A traditional facelift is the most encompassing of the procedures available. It addresses the sagging mid-face, jowls, and neck. A limited incision or mini facelift allows for correction of mild to moderate signs of aging through an incision that is much less extensive. This incision is often limited to the front of the ear and to a lesser extent behind the ear. A mini facelift helps elevate the sagging face and refinement of the jaw, but is not as comprehensive for improving the aging neck.
After your consultation you should have a clear understanding of the different treatment options for improving the appearance of your face and neck as well as any other areas such as your forehead and eyes. The selection of a specific procedure will be determined by your physical examination and expectations.
The physical exam will include assessments of skin quality and excess, fine and deep lines/wrinkles, and descent and/or loss of facial fat volume. Then neck will also be evaluated for excess skin, excess fat deposits, and position of the muscles. The patient’s hairline will also be evaluated, specifically at the sideburn area, as this may determine if the facelift incision is hidden within the hair or if it will course in front of the hairline.
Following your surgery, bandages and a light wrap will be applied to your face and head. Small drains may be placed temporarily to drain any excess fluid or blood that may collect. You will be given specific instructions on how to care for your incisions and drains.

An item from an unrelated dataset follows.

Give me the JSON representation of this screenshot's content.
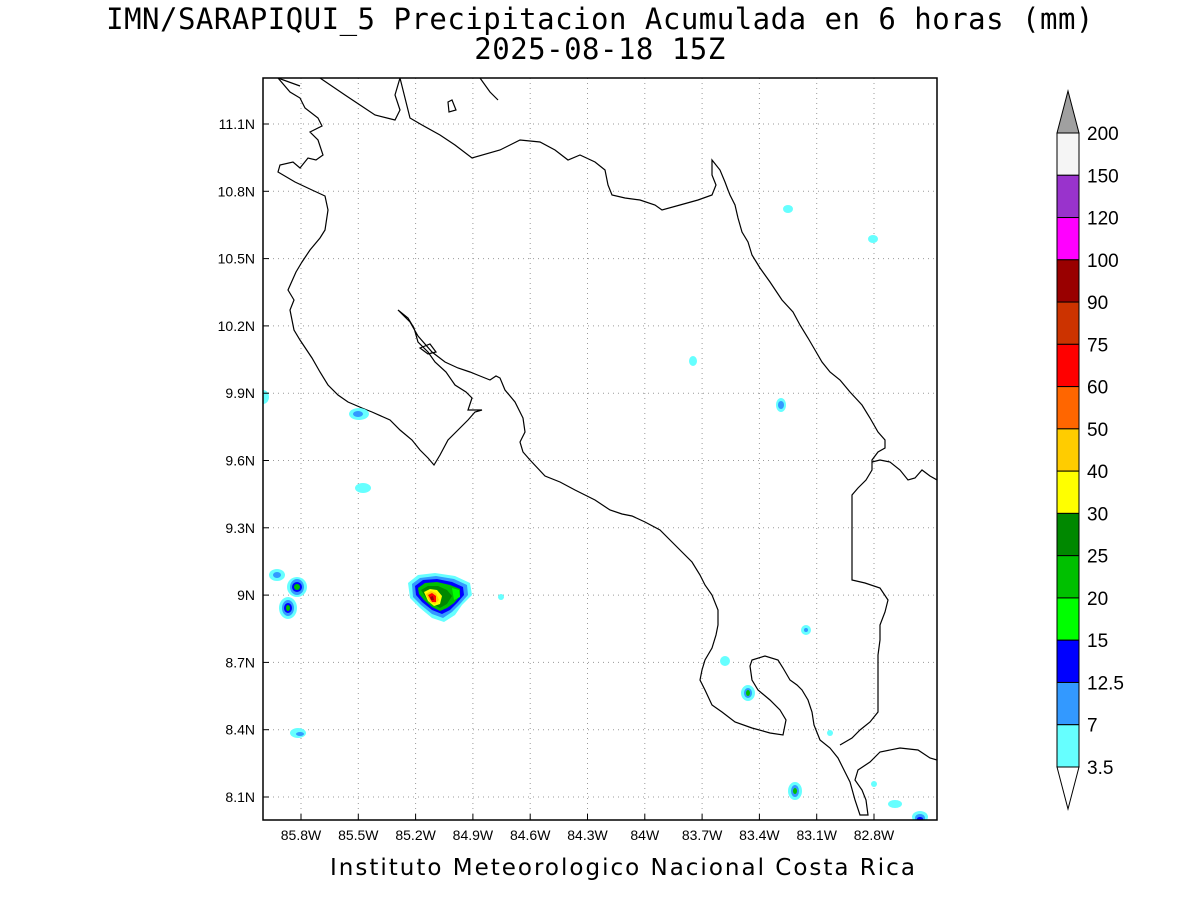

The immediate recovery will depend upon what type of anesthesia that your plastic surgeon will employ for the surgery. Various anesthetic agents affect patients differently and will dictate the patient’s recovery. Most surgeons will incorporate extensive local anesthesia into the tissues which can allow patients to wake up pain free. The local anesthesia will begin to wear off in 3-4 hours and most patients will experience mild to moderate discomfort at this stage that is well controlled with pain medication prescribed by your doctor.
Patients should avoid strenuous exercise for 3 weeks following surgery. Patients may shower the following day; but no Jacuzzi, swimming or soaking in the tub for a week. Most plastic surgeons want to see their patients back in the office 5-7 days after their surgery to remove the drains which may have been placed at the time of surgery as well as to remove any sutures that do not dissolve on their own.
Healing time is highly variable, but most patients’ experience moderate swelling and some bruising that can persist up to 2 weeks. One of the potential risks of surgery is infection and this usually manifests itself around 5-7 days after surgery and is usually effectively treated with oral antibiotics. Numbness around the incisions is normal after surgery and can persist up to several months. The actual “full” recovery period from surgery is up to a year and this involves a gradual softening and settling of the scars and tissues. A significant amount of the recovery occurs within 2-3 months, but it will take the external scars up to a year to fully mature.